The problem with the House legislating in this manner is compounded by the prevalence of divided government, where control of the White House, the House, and the Senate is split between the parties. Divided government has occurred more than 30 out of the past 41 years, or 40 out of 41 when considering the need for 60 votes in the Senate to overcome a filibuster. During these periods, only bipartisan bills can become law, and partisan House legislating only contributes to gridlock. Sometimes, however, a consensus emerges that legislation must be passed to address a particular issue. When this has occurred in the past decade, the necessary bipartisan compromise bill has been written in the Senate and passed without changes by the House. This happened in October 2013 and January 2018, when Republicans controlled the House and a compromise was needed to end a government shutdown. But it also happens when the House is in Democratic hands. In 2019, when there was a humanitarian crisis at the southern border, a bipartisan bill produced in the Republican Senate became law, because the bill passed by House Democrats could not pass in the Senate.

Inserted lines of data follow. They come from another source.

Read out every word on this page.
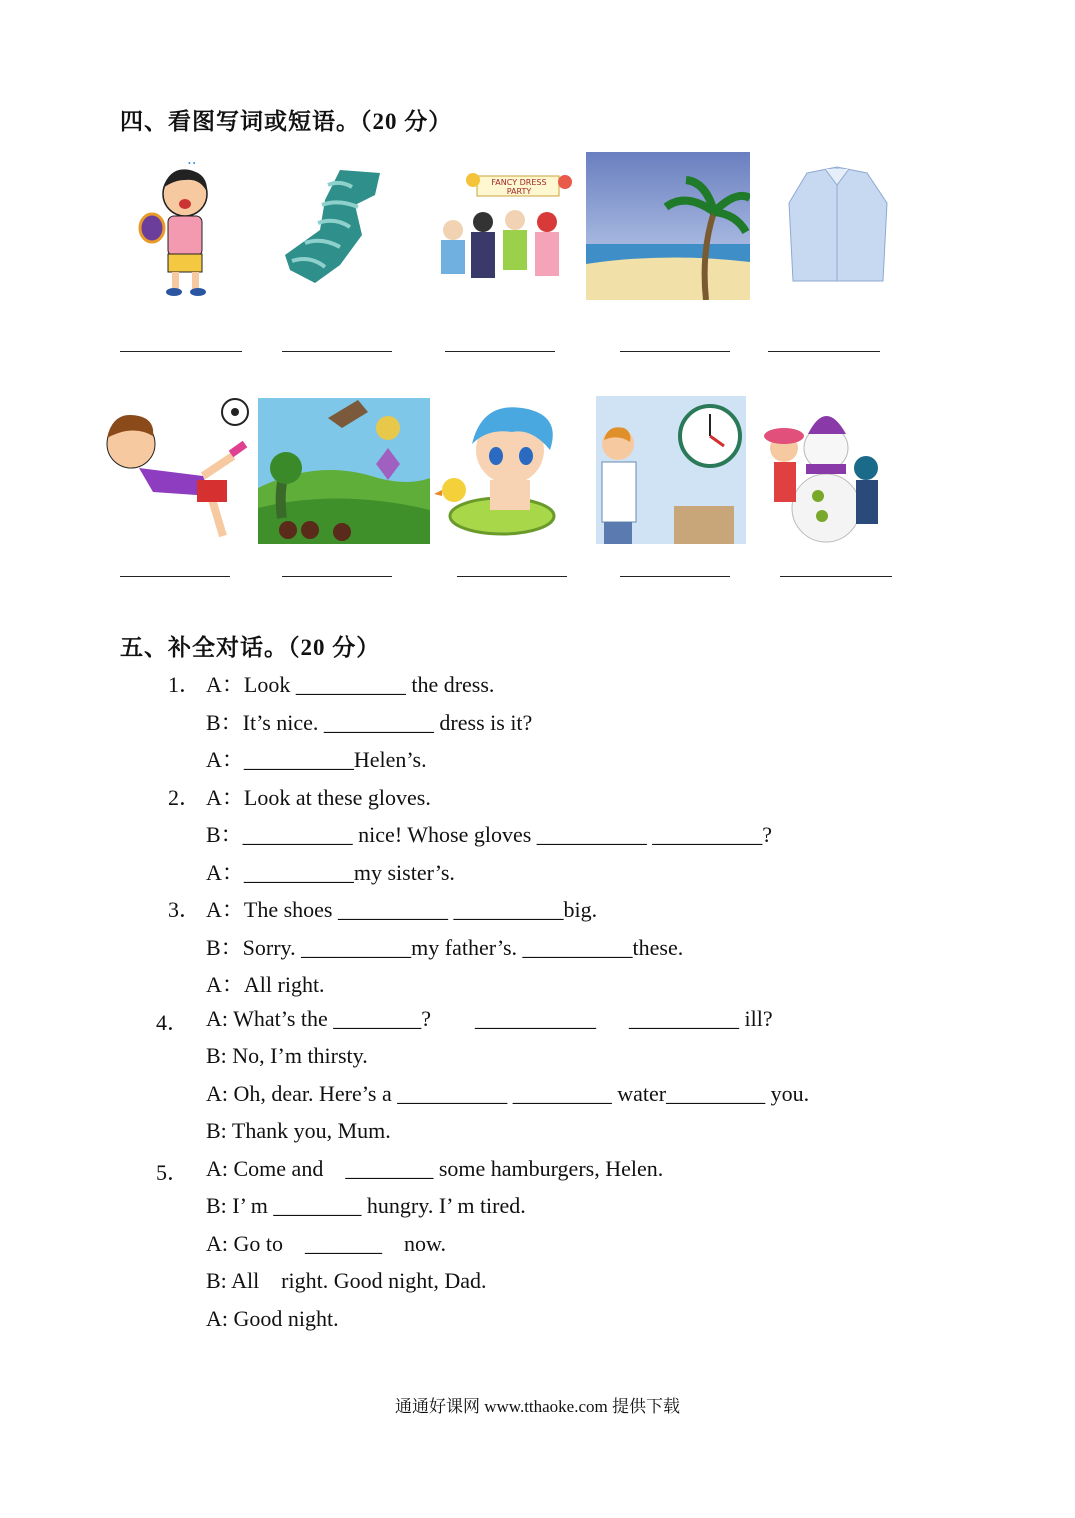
四、看图写词或短语。（20 分）
• •
FANCY DRESS PARTY
五、补全对话。（20 分）
1． A：Look __________ the dress.
B：It’s nice. __________ dress is it?
A：__________Helen’s.
2． A：Look at these gloves.
B：__________ nice! Whose gloves __________ __________?
A：__________my sister’s.
3． A：The shoes __________ __________big.
B：Sorry. __________my father’s. __________these.
A：All right.
4． A: What’s the ________?        ___________      __________ ill?
B: No, I’m thirsty.
A: Oh, dear. Here’s a __________ _________ water_________ you.
B: Thank you, Mum.
5． A: Come and    ________ some hamburgers, Helen.
B: I’ m ________ hungry. I’ m tired.
A: Go to    _______    now.
B: All    right. Good night, Dad.
A: Good night.
通通好课网 www.tthaoke.com 提供下载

[Read: Political polarization killed the filibuster]
When one of the two chambers of Congress is not contributing to lawmaking on the most important issues facing our country, our democracy is not healthy. It is especially troublesome when the weak link is the House, because that chamber was intended to play a preeminent role in ensuring the peoples’ democratic control of the republic. The House has always been considered the bulwark of American democracy.
Could we solve this problem by eliminating the Senate filibuster? Perhaps. But divided government is now prevalent. And even when Republicans had unified control in 2017 and 2018, and used the budget-reconciliation process to skirt the filibuster in their attempts to repeal the Affordable Care Act and enact big tax cuts, the Senate still largely determined the outcome on both bills. The Build Back Better reconciliation bill will again test whether the House can generate leverage vis-à-vis the Senate even without the filibuster.
[Jane Chong: This is not the Senate the Framers imagined]
Another option to make the House more effective at legislating, and to open up the possibility of more voices being heard in the lawmaking process, would be to change the chamber’s rules to re-empower individual members and committees, thus providing more opportunities for bipartisan legislating to occur in the House. The bipartisan House Problem Solvers Caucus, of which I was a member, attempted to do this in 2018, when it endorsed a package of rule changes. Leveraging our votes in the January 2019 speaker-of-the-House election enabled us to win a few changes. A new speaker will be elected in the next Congress (assuming that Nancy Pelosi keeps her pledge to step down or Republicans become the majority), presenting another opportunity to secure rule reforms. But if nothing changes, “the people’s House” will continue to produce more theatrics than solutions, failing the people and our democracy.